Actors studio

Les circonstances ont voulu que je ne voie que les 5 dernières minutes de l’hommage national rendu aux résistants étrangers à l’occasion de l’entrée au Panthéon de Missak et Mélinée Manouchian accompagnés par leurs 22 compagnons d’infortune, fusillés au Mont-Valérien 80 ans plus tôt, jour pour jour. C’est peu, et néanmoins suffisant pour se rendre compte que le président de la République n’est jamais aussi content, surtout de lui, que lorsqu’il a l’occasion de jouer un rôle qui le met en valeur, que dis-je, en majesté, objet de tous les regards, toutes les attentions, comme au moment de son investiture en 2017.

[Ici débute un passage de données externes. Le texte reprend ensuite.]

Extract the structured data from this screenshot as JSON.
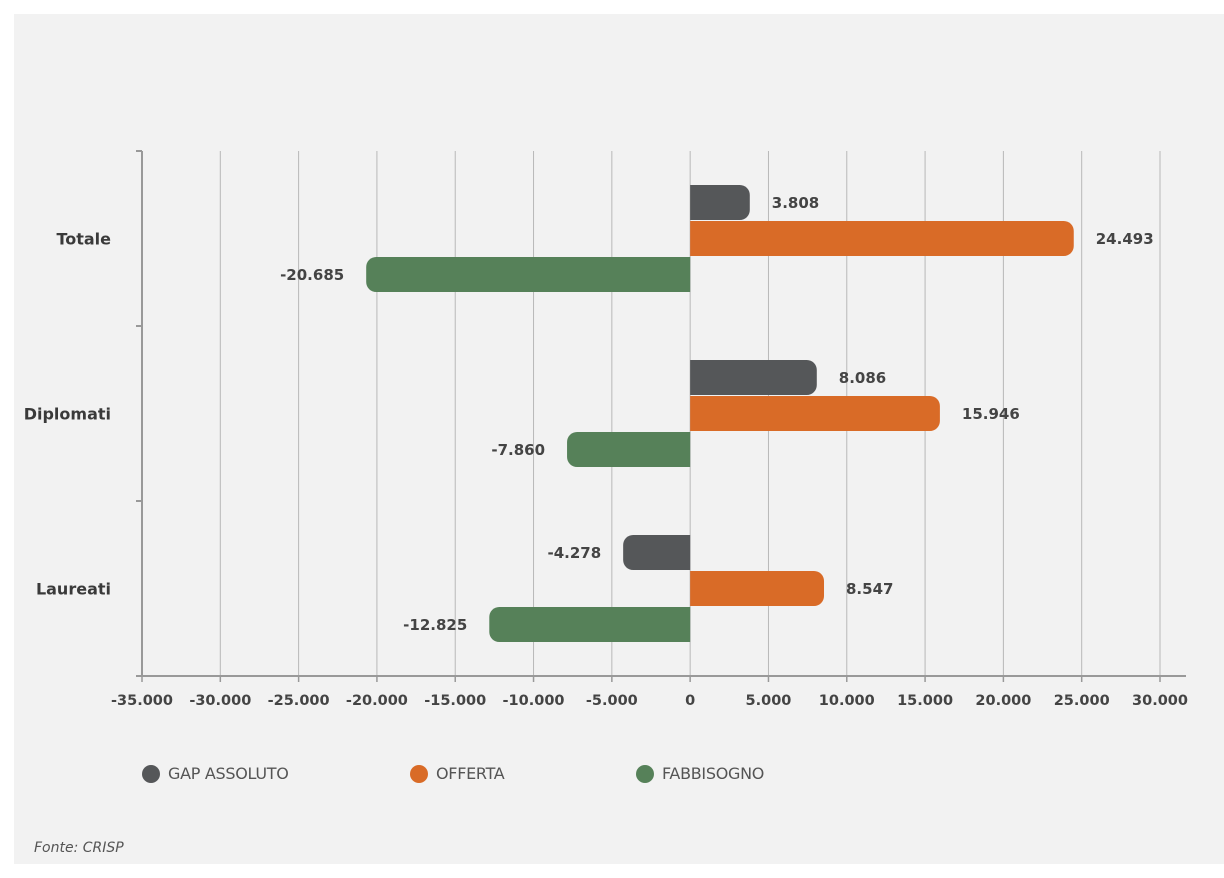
{
  "chart_data": {
    "type": "bar",
    "orientation": "horizontal",
    "categories": [
      "Totale",
      "Diplomati",
      "Laureati"
    ],
    "series": [
      {
        "name": "GAP ASSOLUTO",
        "color": "#555759",
        "values": [
          3808,
          8086,
          -4278
        ],
        "labels": [
          "3.808",
          "8.086",
          "-4.278"
        ]
      },
      {
        "name": "OFFERTA",
        "color": "#d96b27",
        "values": [
          24493,
          15946,
          8547
        ],
        "labels": [
          "24.493",
          "15.946",
          "8.547"
        ]
      },
      {
        "name": "FABBISOGNO",
        "color": "#568159",
        "values": [
          -20685,
          -7860,
          -12825
        ],
        "labels": [
          "-20.685",
          "-7.860",
          "-12.825"
        ]
      }
    ],
    "xlim": [
      -35000,
      30000
    ],
    "xticks": [
      -35000,
      -30000,
      -25000,
      -20000,
      -15000,
      -10000,
      -5000,
      0,
      5000,
      10000,
      15000,
      20000,
      25000,
      30000
    ],
    "xtick_labels": [
      "-35.000",
      "-30.000",
      "-25.000",
      "-20.000",
      "-15.000",
      "-10.000",
      "-5.000",
      "0",
      "5.000",
      "10.000",
      "15.000",
      "20.000",
      "25.000",
      "30.000"
    ],
    "grid": true,
    "legend_position": "bottom"
  },
  "source": "Fonte: CRISP"
}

Emmanuel Macron semble avoir choisi la méthode de Lee Strasberg avec l’Actors studio qui consiste, non pas à interpréter un rôle, mais bien incarner ce personnage comme si c’était sa propre vie qui se jouait. D’où son air pénétré pour prononcer la moindre réplique comme si Shakespeare en personne l’avait écrite. C’est pourtant là que le bât blesse. Il se murmure que le Président écrit lui-même les discours les plus importants. J’aurais tendance à le croire en entendant certaines formules répétées à l’envi par paresse intellectuelle, telles que « c’est donc ainsi que les hommes vivent » dont l’altération maladroite annihile l’effet poétique. Plutôt que de parler avec son cœur, Macron reprend les expressions des poètes authentiques, tels que Louis Aragon ou Léo Ferré. Qu’il le veuille ou non, le modèle indépassable du président Macron restera le discours d’André Malraux en hommage à Jean Moulin, qu’aucun autre personnage politique ne pourrait plus désormais prononcer, son outrance même ne pouvant appartenir qu’à son auteur. Il ne lui restait donc que la retenue et la réserve, que, malheureusement, il n’a fait que surjouer en les soulignant à l’excès.

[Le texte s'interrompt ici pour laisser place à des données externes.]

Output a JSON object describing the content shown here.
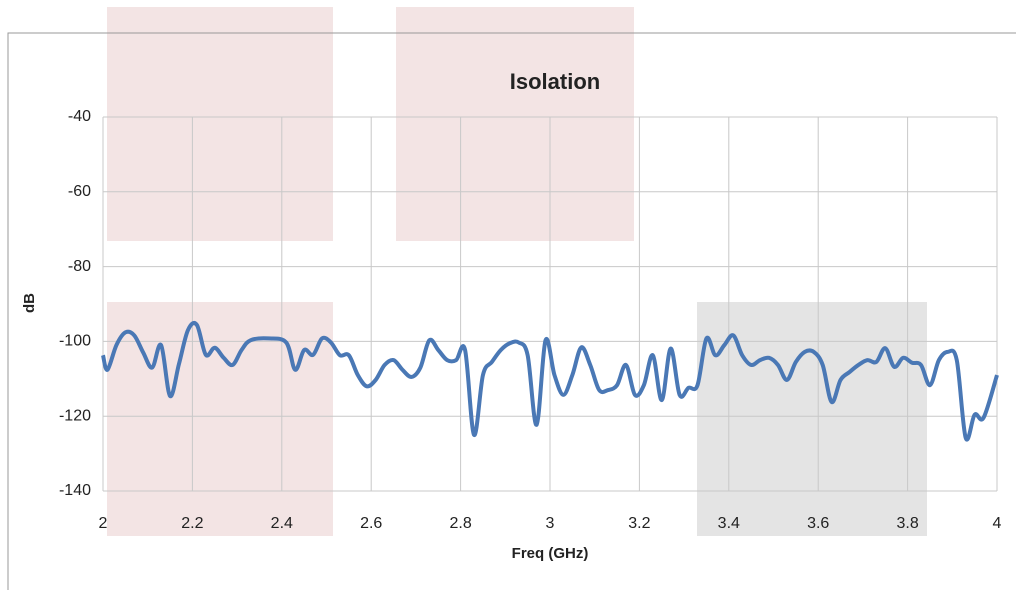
{
  "chart_data": {
    "type": "line",
    "title": "Isolation",
    "x_label": "Freq (GHz)",
    "y_label": "dB",
    "x": [
      2.0,
      2.01,
      2.03,
      2.05,
      2.07,
      2.09,
      2.11,
      2.13,
      2.15,
      2.17,
      2.19,
      2.21,
      2.23,
      2.25,
      2.27,
      2.29,
      2.31,
      2.33,
      2.37,
      2.41,
      2.43,
      2.45,
      2.47,
      2.49,
      2.51,
      2.53,
      2.55,
      2.57,
      2.59,
      2.61,
      2.63,
      2.65,
      2.67,
      2.69,
      2.71,
      2.73,
      2.75,
      2.77,
      2.79,
      2.81,
      2.83,
      2.85,
      2.87,
      2.89,
      2.91,
      2.93,
      2.95,
      2.97,
      2.99,
      3.01,
      3.03,
      3.05,
      3.07,
      3.09,
      3.11,
      3.13,
      3.15,
      3.17,
      3.19,
      3.21,
      3.23,
      3.25,
      3.27,
      3.29,
      3.31,
      3.33,
      3.35,
      3.37,
      3.39,
      3.41,
      3.43,
      3.45,
      3.47,
      3.49,
      3.51,
      3.53,
      3.55,
      3.57,
      3.59,
      3.61,
      3.63,
      3.65,
      3.67,
      3.69,
      3.71,
      3.73,
      3.75,
      3.77,
      3.79,
      3.81,
      3.83,
      3.85,
      3.87,
      3.89,
      3.91,
      3.93,
      3.95,
      3.97,
      4.0
    ],
    "series": [
      {
        "name": "Isolation",
        "color": "#4a78b5",
        "values": [
          -103.7,
          -107.6,
          -101,
          -97.6,
          -98.4,
          -103,
          -107,
          -101,
          -114.6,
          -106,
          -97,
          -95.6,
          -103.6,
          -101.7,
          -104.4,
          -106.3,
          -102.3,
          -99.7,
          -99.2,
          -100.3,
          -107.6,
          -102.3,
          -103.6,
          -99.2,
          -100.3,
          -103.7,
          -103.7,
          -109,
          -112,
          -110.3,
          -106.3,
          -105,
          -107.6,
          -109.5,
          -107,
          -99.7,
          -102.3,
          -105,
          -105,
          -102.3,
          -125,
          -109,
          -105.5,
          -102.3,
          -100.5,
          -100.3,
          -103.7,
          -122.3,
          -99.7,
          -109,
          -114.3,
          -109,
          -101.6,
          -106.3,
          -113,
          -113,
          -111.7,
          -106.3,
          -114.3,
          -111.7,
          -103.7,
          -115.7,
          -101.9,
          -114.3,
          -112.4,
          -111.7,
          -99.2,
          -103.7,
          -101,
          -98.4,
          -103.7,
          -106.3,
          -105,
          -104.4,
          -106.3,
          -110.3,
          -105.5,
          -102.8,
          -102.8,
          -106.3,
          -116.2,
          -110.3,
          -108.2,
          -106.3,
          -105,
          -105.5,
          -101.8,
          -106.8,
          -104.4,
          -105.7,
          -106.3,
          -111.7,
          -105,
          -102.8,
          -105,
          -125.8,
          -119.6,
          -120.4,
          -109
        ]
      }
    ],
    "xlim": [
      2,
      4
    ],
    "xticks": [
      2,
      2.2,
      2.4,
      2.6,
      2.8,
      3,
      3.2,
      3.4,
      3.6,
      3.8,
      4
    ],
    "ylim": [
      -140,
      -40
    ],
    "yticks": [
      -140,
      -120,
      -100,
      -80,
      -60,
      -40
    ],
    "grid": true
  }
}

Tout se joue alors sur des détails, comme ce silence à la fin de l’allocution, qui dure quelques secondes de trop, comme pour indiquer à l’auditeur distrait que la cérémonie est bel et bien terminée et que le silence qui suit Macron vaut bien celui qui suivait Mozart. C’est dans des moments tels que celui-là que l’on mesure à quel point Emmanuel Macron a raté sa vie, bien qu’il aura largement les moyens de se payer plusieurs montres de luxe bien avant son cinquantième anniversaire. Non seulement il n’aura pas réalisé son rêve secret de devenir un acteur reconnu à la manière d’un Gérard Philippe, mais il aura sacrifié sa vocation artistique au profit douteux d’une action politique dont on a l’impression qu’elle l’ennuie de plus en plus profondément. Une petite perte pour le théâtre, dont ils se remettront, lui et l’art dramatique, et des dégâts qui pourraient être durables sur l’avenir de son pays, qui est aussi le nôtre, bien qu’il s’obstine à agir à rebours de l’intérêt général.